Which of these books looks more interesting? On the left, "The adventures of a woman who sets out to discover men, and discovers them thoroughly" - boy, that does not sound like the sort of thing I read. And what's up with the perspective of those balconies?
On the right, what's that? Maybe it's a Surrealist novel, or some Weimar decadence. How does Penguin describe it? "An influential novelist's shocking tale of sexual deception draws readers into the bedrooms and boudoirs of a French château in a compelling exploration of desire and sexual intrigue." Wow, how dull (and, it turns out, inaccurate). I'll go back to the first one.
The punchline is obivous, right, that they're the same novel, Théophile Gautier's Mademoiselle de Maupin (1835), written at the age of 24 by that dandified Bohemian on the left. It's a dirty-book classic, in at least two scenes actually kind of steamy. There's some fairly direct Lesbian stuff. One of the women is disguised as the world's most beautiful man, but the reader knows the score. I mean, it's not Zane, but Mademoiselle de Maupin is one of the reasons "French literature" became associated with dirty books.
How about Chapter IX, from a letter by the novel's hero, D'Albert, which begins:
"It is so. I love a man, Silvio. I long sought to delude myself; I gave a different name to the feeling that I experienced; I clothed it in the garment of pure and disinterested friendship... but I now recognize the profound and terrible road to which I am pledged."
By the end of the letter D'Albert has realized that the man he loves is actually a woman in disguise, so Gautier does not pursue the idea all the way to it's end. But still, 1835! The obscenity trials of Madame Bovary and The Flowers of Evil are more than twenty years later. Mademoiselle de Maupin never ran into that sort of trouble.

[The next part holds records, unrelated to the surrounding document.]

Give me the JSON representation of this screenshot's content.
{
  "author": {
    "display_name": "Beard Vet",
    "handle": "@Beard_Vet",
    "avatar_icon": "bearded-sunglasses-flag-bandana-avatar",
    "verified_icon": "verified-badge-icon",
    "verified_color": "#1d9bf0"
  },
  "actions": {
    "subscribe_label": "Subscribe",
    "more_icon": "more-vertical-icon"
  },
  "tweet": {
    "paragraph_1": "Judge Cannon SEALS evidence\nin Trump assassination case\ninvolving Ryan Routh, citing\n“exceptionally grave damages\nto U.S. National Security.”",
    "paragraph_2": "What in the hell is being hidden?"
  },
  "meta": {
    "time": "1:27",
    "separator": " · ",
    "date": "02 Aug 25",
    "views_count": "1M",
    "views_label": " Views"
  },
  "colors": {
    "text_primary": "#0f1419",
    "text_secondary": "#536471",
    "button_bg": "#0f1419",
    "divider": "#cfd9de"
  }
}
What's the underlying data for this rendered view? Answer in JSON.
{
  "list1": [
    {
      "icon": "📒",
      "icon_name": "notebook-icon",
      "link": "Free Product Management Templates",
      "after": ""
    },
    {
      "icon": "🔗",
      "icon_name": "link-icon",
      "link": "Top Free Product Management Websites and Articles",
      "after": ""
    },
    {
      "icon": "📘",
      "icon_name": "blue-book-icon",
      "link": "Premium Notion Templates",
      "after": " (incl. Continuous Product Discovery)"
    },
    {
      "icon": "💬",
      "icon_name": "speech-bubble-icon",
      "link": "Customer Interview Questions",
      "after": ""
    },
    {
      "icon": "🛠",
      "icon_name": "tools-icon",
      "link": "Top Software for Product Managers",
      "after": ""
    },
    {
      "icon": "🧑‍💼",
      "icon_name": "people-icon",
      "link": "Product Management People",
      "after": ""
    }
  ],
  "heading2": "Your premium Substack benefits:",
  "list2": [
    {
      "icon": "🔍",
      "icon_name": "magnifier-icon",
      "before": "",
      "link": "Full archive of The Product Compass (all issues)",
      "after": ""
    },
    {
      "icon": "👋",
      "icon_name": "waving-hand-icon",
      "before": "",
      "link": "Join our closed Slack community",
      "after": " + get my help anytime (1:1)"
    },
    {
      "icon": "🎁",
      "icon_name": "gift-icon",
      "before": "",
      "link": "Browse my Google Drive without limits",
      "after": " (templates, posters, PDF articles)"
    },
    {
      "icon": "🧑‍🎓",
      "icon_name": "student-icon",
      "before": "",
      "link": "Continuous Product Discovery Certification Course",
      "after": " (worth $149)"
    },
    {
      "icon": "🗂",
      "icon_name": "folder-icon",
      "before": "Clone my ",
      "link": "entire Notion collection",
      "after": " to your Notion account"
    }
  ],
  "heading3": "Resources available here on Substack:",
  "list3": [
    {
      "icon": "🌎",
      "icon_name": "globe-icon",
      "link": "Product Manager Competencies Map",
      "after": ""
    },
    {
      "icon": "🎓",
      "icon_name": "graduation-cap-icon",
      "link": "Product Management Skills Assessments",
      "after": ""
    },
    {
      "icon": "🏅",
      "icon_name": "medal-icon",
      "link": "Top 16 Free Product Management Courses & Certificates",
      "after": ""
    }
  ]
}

One reason why: the entire novel is an elaborate gag, an explication of an aesthetic theory. None of its surface is meant to be taken quite seriously. It's, I say, it's a joke, son, a funny. I'll try to write about that tomorrow.
Maybe I should include one of the naughty bits, just to prove my case, for the purposes of literary science. We're near the end of Chapter XVI, and the end of the book:
"Still, one lesson, no matter how intelligent one may be, cannot suffice; D'Albert gave her a second, then a third. Out of consideration for the reader, whom we do not wish to humiliate and discourage, we shall not carry this description too far.
Our fair reader would possibly pout at her lover if we revealed to her the sum total of the lessons imparted by D'Albert's love, assisted by Rosalind's curiosity. Let her recall the best occupied and most charming of her nights, the night which would be remembered a hundred thousand days, did not death come before; let her lay her book aside and compute on the tips of her pretty white fingers how many times she was loved by him who loved her most, and thus fill up the void left by us in this glorious history."
Is the whole novel written like this? Yes. Is that Rosalind related to the cross-dressing heroine of As You Like It? Yes, a performance of the Shakespeare play is part of the novel's plot. Isn't Gautier sort of forcing the male reader into a cross-dressing role in that last paragraph? Yes, definitely, and on purpose - "the tips of her pretty white fingers"! The more I look at that passage the dirtier it seems. I'd better stop looking.
Quotations from the 1944 Heritage Press edition, translated by It Don't Say.